The Squirrel Highway
Three times a day from May through October, my fellow Barker-Ewing boatmen and I steer our rafts along the Snake River, from Deadman’s Bar to Moose, right through the heart of Grand Teton National Park. While journeying on this liquid highway, we are constantly on the lookout for the charismatic megafauna that use this same aquatic artery. We often get glimpses moose or deer hiding in the willow-shrouded banks or walking through the spruce and cottonwood forests that hem the river in place. On rarer occasions, we see bison, bears, and foxes.
Our rafts move fairly quickly, traveling with the current past banks and islands, so the wildlife we do see is usually on the large size. But the river habitat is teeming with hundreds of smaller species. We might hear a pine squirrel scolding us as we drift by its home, but we’ll rarely spot one unless it happens to be hanging around at the edge of the river. Boatman Hank McCurdy can identify dozens of birds by their calls, but that doesn’t make for much of a photo opp. And if you have shrews and pikas on your bucket list…well, you might as well forget it.

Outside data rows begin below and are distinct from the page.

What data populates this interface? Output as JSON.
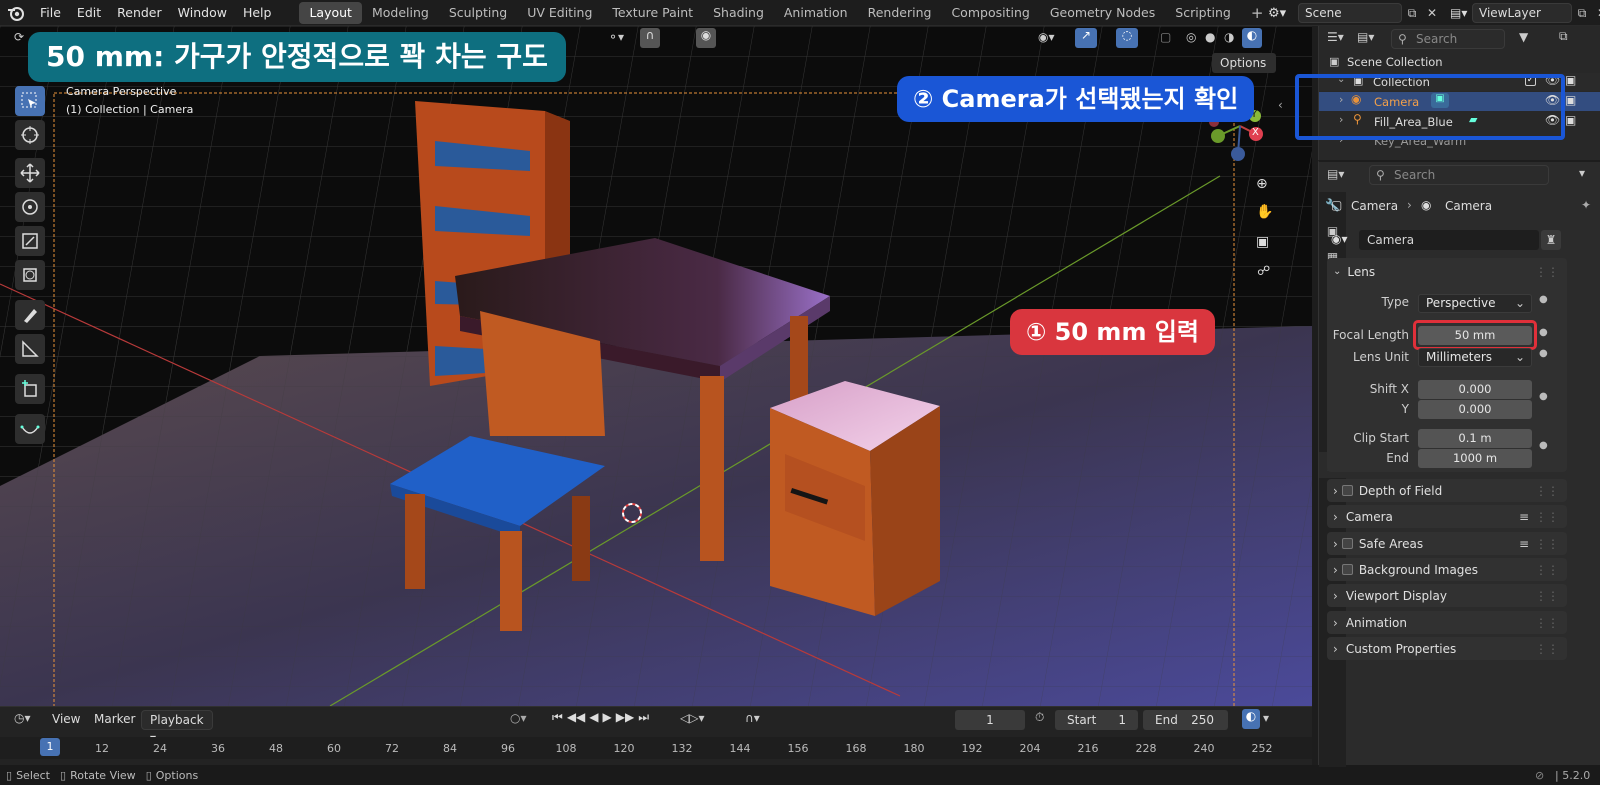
{
  "topbar": {
    "menus": [
      "File",
      "Edit",
      "Render",
      "Window",
      "Help"
    ],
    "workspaces": [
      "Layout",
      "Modeling",
      "Sculpting",
      "UV Editing",
      "Texture Paint",
      "Shading",
      "Animation",
      "Rendering",
      "Compositing",
      "Geometry Nodes",
      "Scripting"
    ],
    "active_workspace": "Layout",
    "add_tab": "+",
    "scene": "Scene",
    "view_layer": "ViewLayer"
  },
  "viewport": {
    "overlay_title": "Camera Perspective",
    "overlay_subtitle": "(1) Collection | Camera",
    "options_label": "Options",
    "callout_top": "50 mm: 가구가 안정적으로 꽉 차는 구도",
    "callout_select": "② Camera가 선택됐는지 확인",
    "callout_focal": "① 50 mm 입력",
    "gizmo_axes": [
      "X",
      "Y",
      "Z"
    ]
  },
  "outliner": {
    "search_placeholder": "Search",
    "root": "Scene Collection",
    "collection": "Collection",
    "items": [
      "Camera",
      "Fill_Area_Blue",
      "Key_Area_Warm"
    ]
  },
  "properties": {
    "search_placeholder": "Search",
    "breadcrumb": [
      "Camera",
      "Camera"
    ],
    "datablock": "Camera",
    "lens_panel": "Lens",
    "type_label": "Type",
    "type_value": "Perspective",
    "focal_label": "Focal Length",
    "focal_value": "50 mm",
    "lens_unit_label": "Lens Unit",
    "lens_unit_value": "Millimeters",
    "shift_x_label": "Shift X",
    "shift_x_value": "0.000",
    "shift_y_label": "Y",
    "shift_y_value": "0.000",
    "clip_start_label": "Clip Start",
    "clip_start_value": "0.1 m",
    "clip_end_label": "End",
    "clip_end_value": "1000 m",
    "panels": [
      "Depth of Field",
      "Camera",
      "Safe Areas",
      "Background Images",
      "Viewport Display",
      "Animation",
      "Custom Properties"
    ]
  },
  "timeline": {
    "menus": [
      "View",
      "Marker",
      "Playback"
    ],
    "current_frame": "1",
    "start_label": "Start",
    "start_value": "1",
    "end_label": "End",
    "end_value": "250",
    "frames": [
      "1",
      "12",
      "24",
      "36",
      "48",
      "60",
      "72",
      "84",
      "96",
      "108",
      "120",
      "132",
      "144",
      "156",
      "168",
      "180",
      "192",
      "204",
      "216",
      "228",
      "240",
      "252"
    ]
  },
  "statusbar": {
    "select": "Select",
    "rotate": "Rotate View",
    "options": "Options",
    "version": "5.2.0"
  },
  "colors": {
    "accent_blue": "#4772b3",
    "callout_teal": "#0e6f80",
    "callout_blue": "#1a56d6",
    "callout_red": "#d9363e",
    "camera_orange": "#e8923a"
  }
}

Those fluid days of summer are now over. We’ve put our work toys away until next year and we’re hunkering down inside our homes to face the bright cold days of winter. But that doesn’t mean that our wildlife-spotting days are done. Gazing through the window of my Bozeman home can yield some observations that I might have missed if I were navigating a 12-foot raft down the Snake. I see nuthatches busy stowing seeds in the bark of our front-yard spruce. Field mice taking up residence in the leaf-mulch in the garden. And Noisy, the intrepid red squirrel, shimmying up a pole to reach our bird feeder.

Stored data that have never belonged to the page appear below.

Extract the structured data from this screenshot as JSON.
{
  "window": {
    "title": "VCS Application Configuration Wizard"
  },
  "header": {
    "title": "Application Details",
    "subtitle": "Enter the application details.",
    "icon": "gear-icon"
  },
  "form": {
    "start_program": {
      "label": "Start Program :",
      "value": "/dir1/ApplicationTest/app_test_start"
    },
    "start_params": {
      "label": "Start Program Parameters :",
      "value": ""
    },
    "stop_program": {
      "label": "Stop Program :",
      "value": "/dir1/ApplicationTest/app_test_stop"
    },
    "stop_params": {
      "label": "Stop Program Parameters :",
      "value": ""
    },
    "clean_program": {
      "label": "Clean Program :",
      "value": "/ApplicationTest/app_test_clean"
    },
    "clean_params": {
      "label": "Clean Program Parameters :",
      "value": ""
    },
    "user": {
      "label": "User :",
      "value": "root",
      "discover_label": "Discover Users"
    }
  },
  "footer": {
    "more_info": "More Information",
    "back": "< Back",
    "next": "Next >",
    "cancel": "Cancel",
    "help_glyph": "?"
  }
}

Just a few days ago, I found out where Noisy makes his home, and how he gets here. I heard a commotion outside the window, and spotted Noisy helping himself to some birdseed. He saw me, and leapt out of the feeder onto a Forsythia bush, which in turn allowed him access to a young Ash tree. He scampered high up into the tree and traversed a well-traveled limb to towering Spruce just beyond our front porch. About 40 feet above my head, Noisy skittered across a branch that tapered to a mere eighth of an inch, and leapt to a second Ash tree. Up he scampered to a height of about 50 feet where he crossed over to a third Ash, down to a fork and into an abandoned Magpie nest – into which he had burrowed a neat, round entrance hole.

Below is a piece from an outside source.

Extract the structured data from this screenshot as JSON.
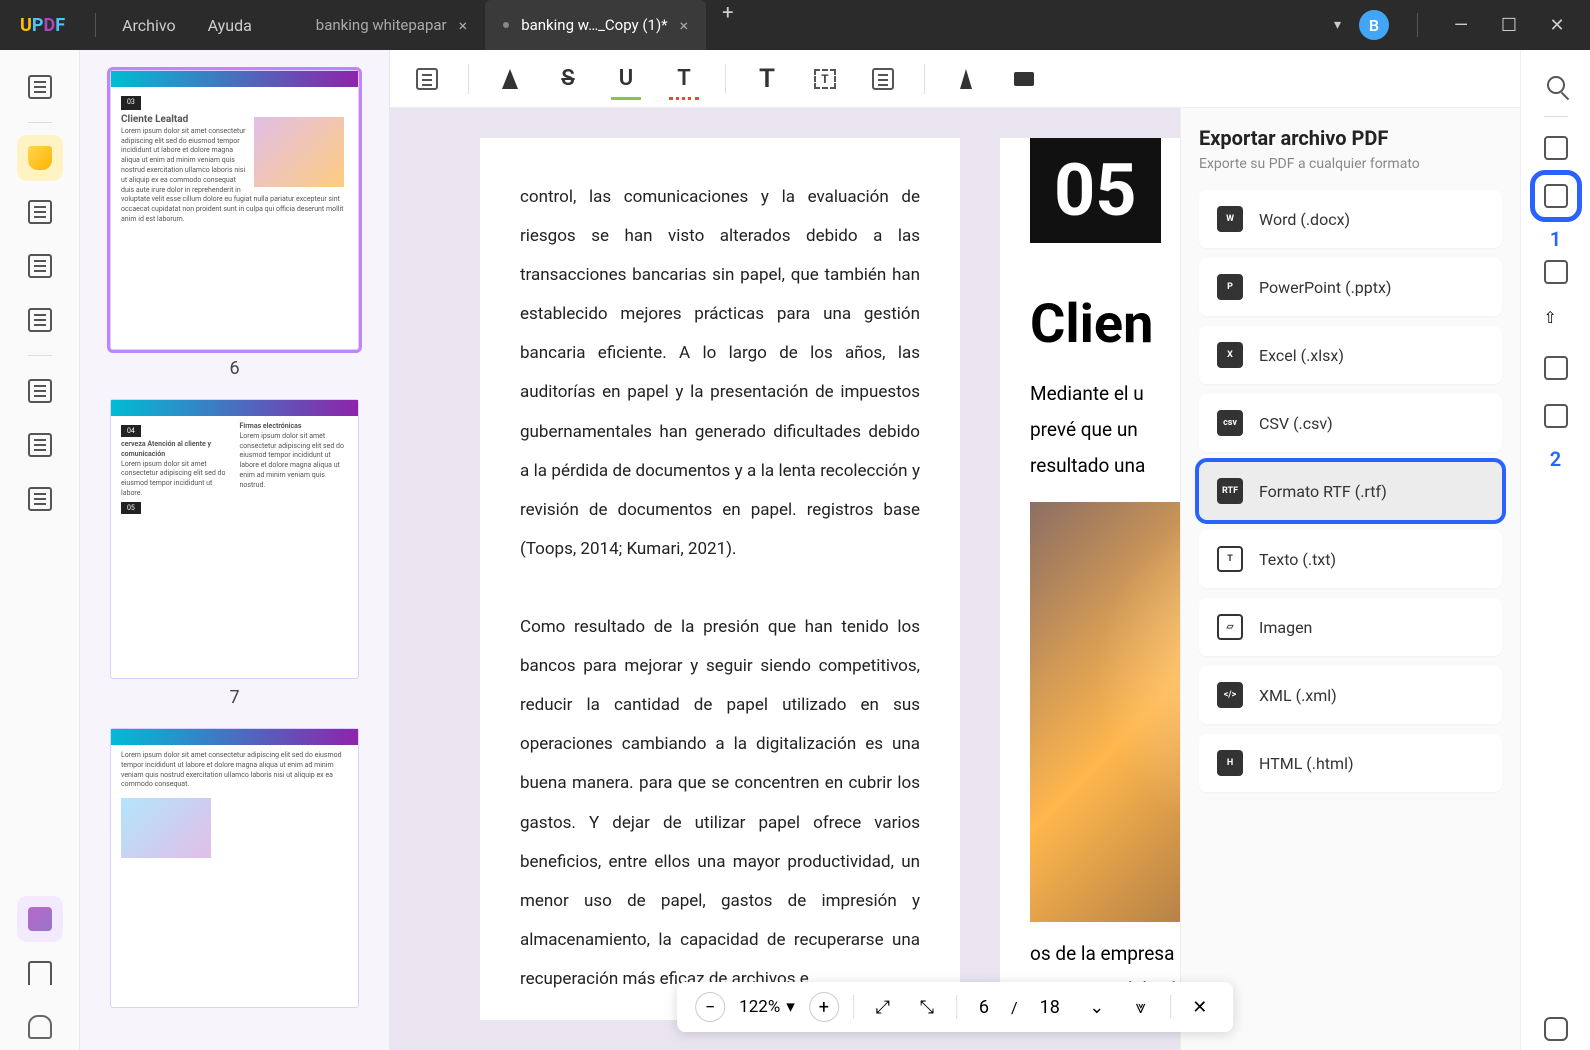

Noisy carried his dinner from our feeder to his home in under two minutes, without touching the ground. He was safe from the house cats that roam around our neighborhood, and protected by foliage from owls and other birds of prey. He has adapted to the special circumstances of his urban home just as efficiently as his Wyoming cousins have to their river habitat with one big difference: in the absence of moose and elk, all eyes are on Noisy. I spend most of my summer searching out the denizens of the liquid highway that is the Snake River. During the rest of the year, I’m mining for the treasures to be found along the Squirrel Highway.